Le second terrain, l’Amazonie brésilienne, a été retenu pour deux raisons principales: d’une part l’importance grandissante de la question de l’intégration agriculture-élevage au sein des formes d’agricultures familiales comme solution pour en améliorer les performances dans cette région du monde (Bendahan, 2015); et d’autre part dans le cadre d’un dispositif de recherche et d’enseignement en partenariat portant sur les forêts, les agricultures et les territoires en Amazonie (DP Amazonie) du CIRAD, au sein duquel l’UMR SELMET est partenaire. Dans ce cadre, l’UMR SELMET collabore depuis longtemps avec les partenaires brésiliens que sont l’EMBRAPA et l’UFPa (projets de recherche, échanges d’étudiants de Master, encadrement de thèse, etc.). Depuis plusieurs années, plusieurs travaux de recherche se développent sur la commune de Paragominas (Pará), présentant dès lors une zone d’étude appropriée pour y mener à bien ces travaux de recherche.

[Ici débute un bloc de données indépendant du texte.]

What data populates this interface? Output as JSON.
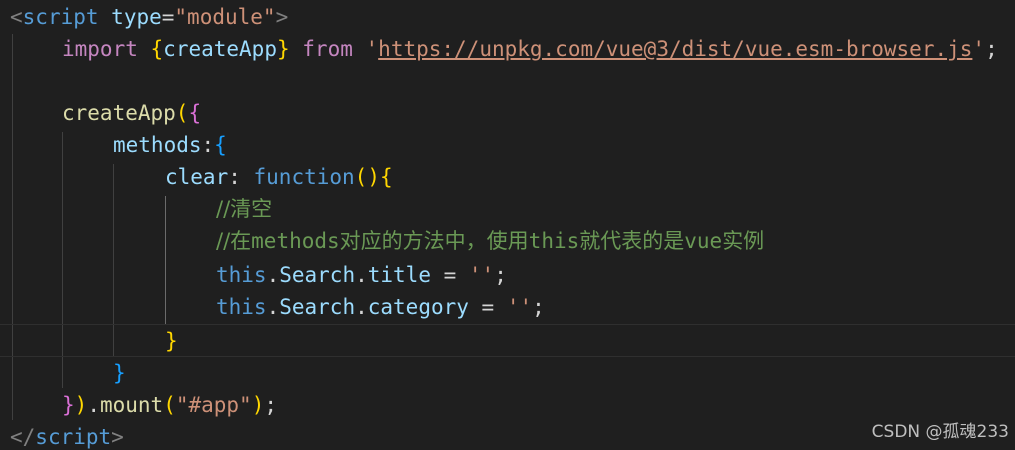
{
  "code": {
    "script_open": {
      "lt": "<",
      "tag": "script",
      "attr": "type",
      "eq": "=",
      "value": "\"module\"",
      "gt": ">"
    },
    "import_line": {
      "kw_import": "import",
      "brace_open": "{",
      "name": "createApp",
      "brace_close": "}",
      "kw_from": "from",
      "q1": "'",
      "url": "https://unpkg.com/vue@3/dist/vue.esm-browser.js",
      "q2": "'",
      "semi": ";"
    },
    "create_app_line": {
      "fn": "createApp",
      "paren": "(",
      "brace": "{"
    },
    "methods_line": {
      "key": "methods",
      "colon": ":",
      "brace": "{"
    },
    "clear_line": {
      "key": "clear",
      "colon": ": ",
      "kw": "function",
      "parens": "()",
      "brace": "{"
    },
    "comment1": "//清空",
    "comment2_prefix": "//在",
    "comment2_word1": "methods",
    "comment2_mid": "对应的方法中，使用",
    "comment2_word2": "this",
    "comment2_mid2": "就代表的是",
    "comment2_word3": "vue",
    "comment2_suffix": "实例",
    "assign1": {
      "this": "this",
      "dot1": ".",
      "obj": "Search",
      "dot2": ".",
      "prop": "title",
      "op": " = ",
      "val": "''",
      "semi": ";"
    },
    "assign2": {
      "this": "this",
      "dot1": ".",
      "obj": "Search",
      "dot2": ".",
      "prop": "category",
      "op": " = ",
      "val": "''",
      "semi": ";"
    },
    "close_clear": "}",
    "close_methods": "}",
    "mount_line": {
      "brace": "}",
      "paren": ")",
      "dot": ".",
      "fn": "mount",
      "p_open": "(",
      "arg": "\"#app\"",
      "p_close": ")",
      "semi": ";"
    },
    "script_close": {
      "lt": "</",
      "tag": "script",
      "gt": ">"
    }
  },
  "watermark": "CSDN @孤魂233"
}
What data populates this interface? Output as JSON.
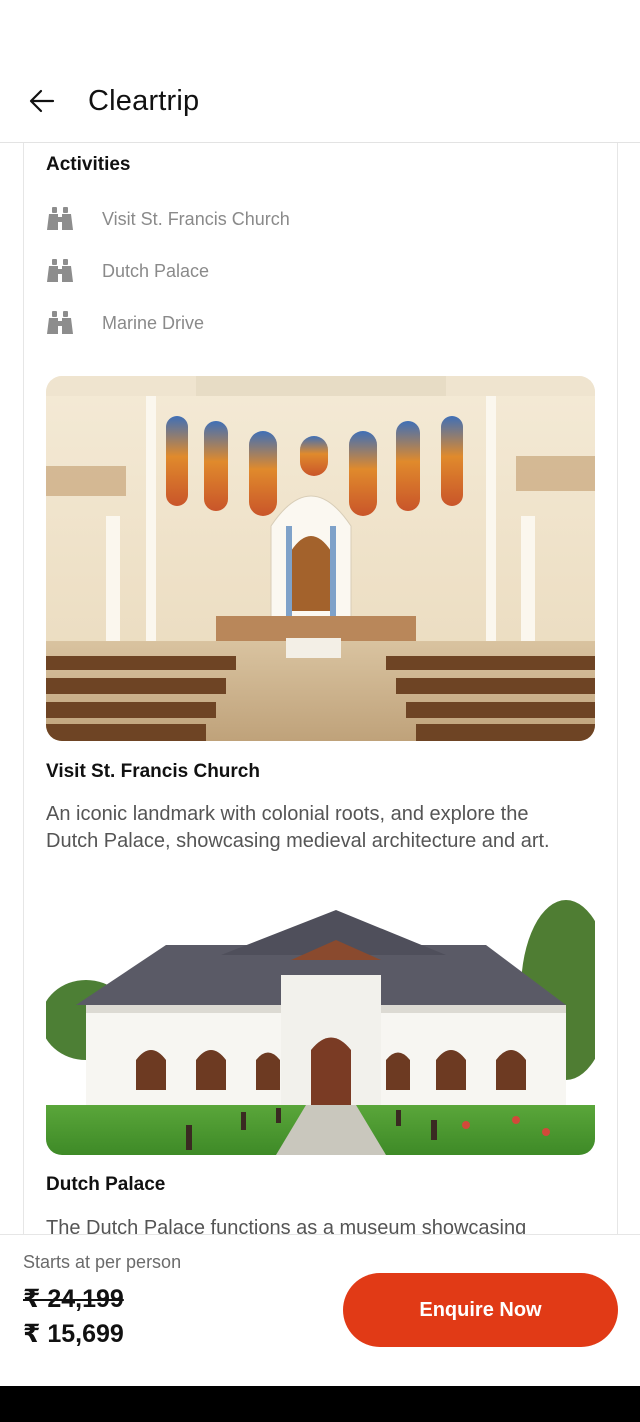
{
  "header": {
    "title": "Cleartrip",
    "back_icon": "arrow-left-icon"
  },
  "activities": {
    "heading": "Activities",
    "items": [
      {
        "label": "Visit St. Francis Church",
        "icon": "binoculars-icon"
      },
      {
        "label": "Dutch Palace",
        "icon": "binoculars-icon"
      },
      {
        "label": "Marine Drive",
        "icon": "binoculars-icon"
      }
    ]
  },
  "cards": [
    {
      "title": "Visit St. Francis Church",
      "description": "An iconic landmark with colonial roots, and explore the Dutch Palace, showcasing medieval architecture and art."
    },
    {
      "title": "Dutch Palace",
      "description": "The Dutch Palace functions as a museum showcasing"
    }
  ],
  "footer": {
    "price_label": "Starts at per person",
    "original_price": "₹ 24,199",
    "price": "₹ 15,699",
    "cta_label": "Enquire Now"
  },
  "colors": {
    "accent": "#e13a16",
    "muted_text": "#8a8a8a",
    "icon_gray": "#8d8d8d"
  }
}
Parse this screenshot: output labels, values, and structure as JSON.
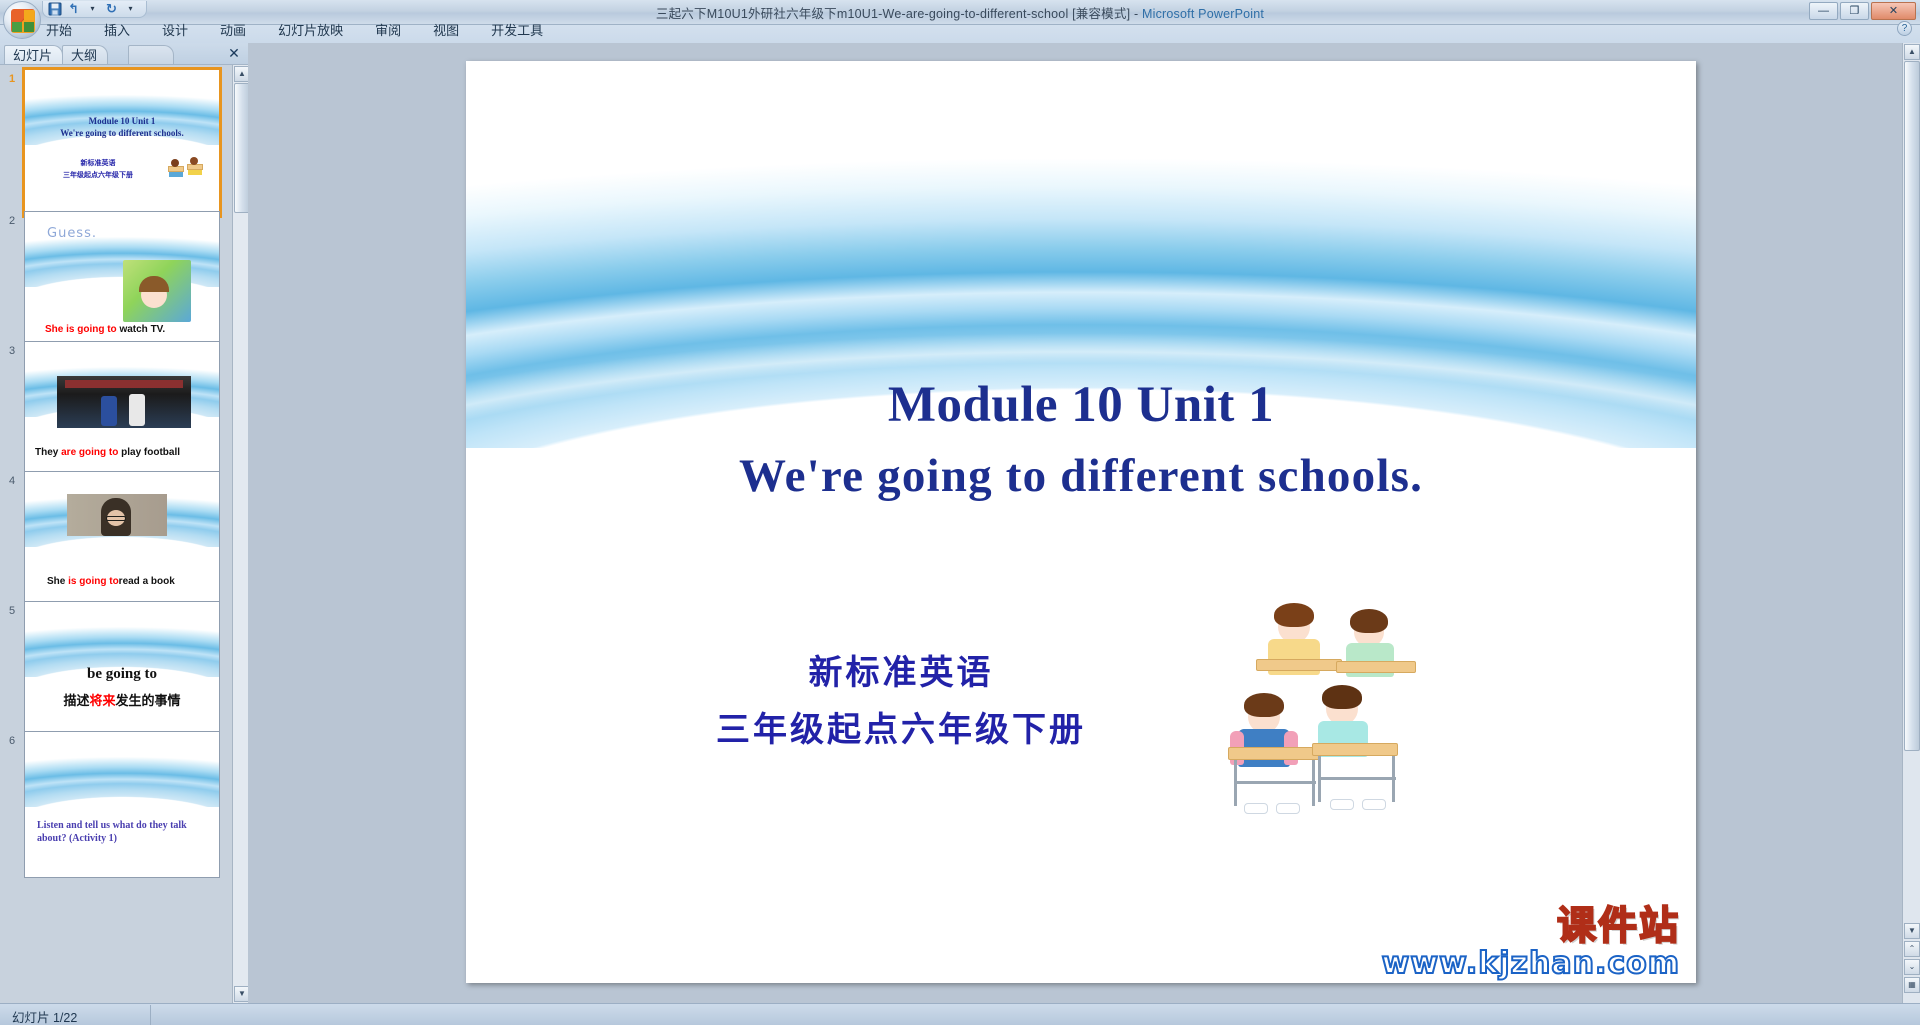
{
  "window": {
    "title": "三起六下M10U1外研社六年级下m10U1-We-are-going-to-different-school [兼容模式]",
    "separator": "-",
    "app_name": "Microsoft PowerPoint",
    "minimize": "—",
    "maximize": "❐",
    "close": "✕",
    "help_icon": "?"
  },
  "quick_access": {
    "save_icon": "save-icon",
    "undo_icon": "undo-icon",
    "undo_arrow": "↰",
    "undo_dropdown": "▾",
    "redo_arrow": "↻",
    "customize": "▾"
  },
  "ribbon_tabs": [
    {
      "label": "开始"
    },
    {
      "label": "插入"
    },
    {
      "label": "设计"
    },
    {
      "label": "动画"
    },
    {
      "label": "幻灯片放映"
    },
    {
      "label": "审阅"
    },
    {
      "label": "视图"
    },
    {
      "label": "开发工具"
    }
  ],
  "left_pane": {
    "tabs": [
      {
        "label": "幻灯片"
      },
      {
        "label": "大纲"
      }
    ],
    "close_label": "✕",
    "slides": [
      {
        "number": "1",
        "selected": true,
        "lines": [
          {
            "text": "Module 10 Unit 1"
          },
          {
            "text": "We're going to different schools."
          }
        ],
        "cn_lines": [
          "新标准英语",
          "三年级起点六年级下册"
        ]
      },
      {
        "number": "2",
        "selected": false,
        "top_text": "Guess.",
        "caption_red": "She is going to ",
        "caption_black": "watch TV."
      },
      {
        "number": "3",
        "selected": false,
        "caption_black": "They ",
        "caption_red": "are going to ",
        "caption_black2": "play football"
      },
      {
        "number": "4",
        "selected": false,
        "caption_black": "She ",
        "caption_red": "is going to",
        "caption_black2": "read a book"
      },
      {
        "number": "5",
        "selected": false,
        "line1": "be going to",
        "line2_a": "描述",
        "line2_red": "将来",
        "line2_b": "发生的事情"
      },
      {
        "number": "6",
        "selected": false,
        "caption": "Listen and tell us what do they talk about? (Activity 1)"
      }
    ]
  },
  "slide": {
    "title": "Module 10 Unit 1",
    "subtitle": "We're going to different schools.",
    "cn_line1": "新标准英语",
    "cn_line2": "三年级起点六年级下册",
    "watermark_cn": "课件站",
    "watermark_en": "www.kjzhan.com"
  },
  "status": {
    "slide_counter": "幻灯片 1/22"
  },
  "scroll": {
    "up_arrow": "▲",
    "down_arrow": "▼",
    "prev_slide": "⌃",
    "next_slide": "⌄"
  },
  "colors": {
    "title_blue": "#1d2f8f",
    "cn_blue": "#2222a8",
    "accent_orange": "#e8951f",
    "red": "#ff0000",
    "app_title_blue": "#2f6fa8"
  }
}
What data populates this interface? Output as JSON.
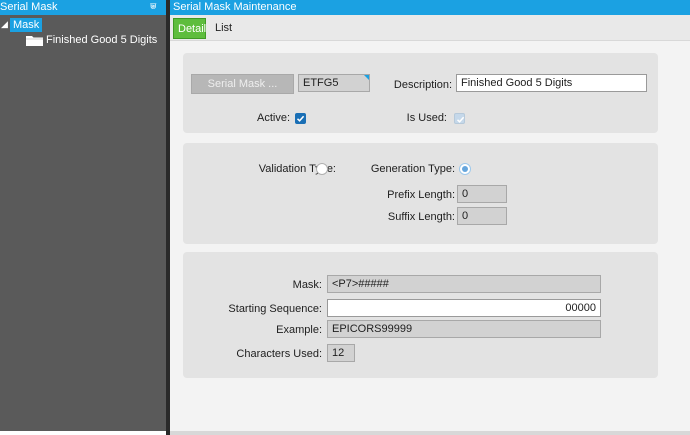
{
  "left_panel": {
    "title": "Serial Mask",
    "pin_glyph": "⩐",
    "tree": {
      "root_label": "Mask",
      "root_arrow": "◢",
      "children": [
        {
          "label": "Finished Good 5 Digits",
          "icon": "folder-icon"
        }
      ]
    }
  },
  "right_panel": {
    "title": "Serial Mask Maintenance",
    "tabs": [
      {
        "label": "Detail",
        "active": true
      },
      {
        "label": "List",
        "active": false
      }
    ]
  },
  "form": {
    "serial_mask_button": "Serial Mask ...",
    "serial_mask_value": "ETFG5",
    "description_label": "Description:",
    "description_value": "Finished Good 5 Digits",
    "active_label": "Active:",
    "active_checked": true,
    "is_used_label": "Is Used:",
    "is_used_checked": true,
    "validation_type_label": "Validation Type:",
    "validation_type_selected": false,
    "generation_type_label": "Generation Type:",
    "generation_type_selected": true,
    "prefix_length_label": "Prefix Length:",
    "prefix_length_value": "0",
    "suffix_length_label": "Suffix Length:",
    "suffix_length_value": "0",
    "mask_label": "Mask:",
    "mask_value": "<P7>#####",
    "starting_sequence_label": "Starting Sequence:",
    "starting_sequence_value": "00000",
    "example_label": "Example:",
    "example_value": "EPICORS99999",
    "characters_used_label": "Characters Used:",
    "characters_used_value": "12"
  },
  "colors": {
    "header_blue": "#1ba1e2",
    "active_tab_green": "#5ebd3d",
    "checkbox_blue": "#1a6fb5",
    "tree_background": "#5a5a5a"
  }
}
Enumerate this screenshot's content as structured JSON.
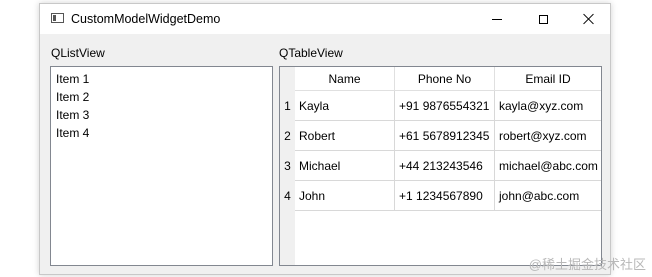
{
  "window": {
    "title": "CustomModelWidgetDemo"
  },
  "list_view": {
    "label": "QListView",
    "items": [
      "Item 1",
      "Item 2",
      "Item 3",
      "Item 4"
    ]
  },
  "table_view": {
    "label": "QTableView",
    "columns": [
      "Name",
      "Phone No",
      "Email ID"
    ],
    "row_numbers": [
      "1",
      "2",
      "3",
      "4"
    ],
    "rows": [
      [
        "Kayla",
        "+91 9876554321",
        "kayla@xyz.com"
      ],
      [
        "Robert",
        "+61 5678912345",
        "robert@xyz.com"
      ],
      [
        "Michael",
        "+44 213243546",
        "michael@abc.com"
      ],
      [
        "John",
        "+1 1234567890",
        "john@abc.com"
      ]
    ]
  },
  "watermark": "@稀土掘金技术社区"
}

Le troisième terrain, Cuba, est le dernier terrain à avoir été intégré à ce dispositif de recherche. Tout en restant dans la même région du monde (région latino-caribéenne), Cuba développe depuis plusieurs années une agriculture dite « agroécologique » qui s’appuie notamment sur l’intégration entre agricultures et élevages (Funes-Monzote, 2008). Il nous apparaissait pertinent de pouvoir intégrer à notre échantillon des cas d’étude où agriculture et élevage sont a priori fortement intégrés, tel que ceux présents à Cuba. Nous nous sommes dès lors rapprochés de la station expérimentale « Pastos y forrajes Indio Hatuey » (EEPFIH), située dans la province de Matanzas, avec qui, l’URZ en Guadeloupe, et mon laboratoire d’accueil, l’UMR SELMET, collaborent.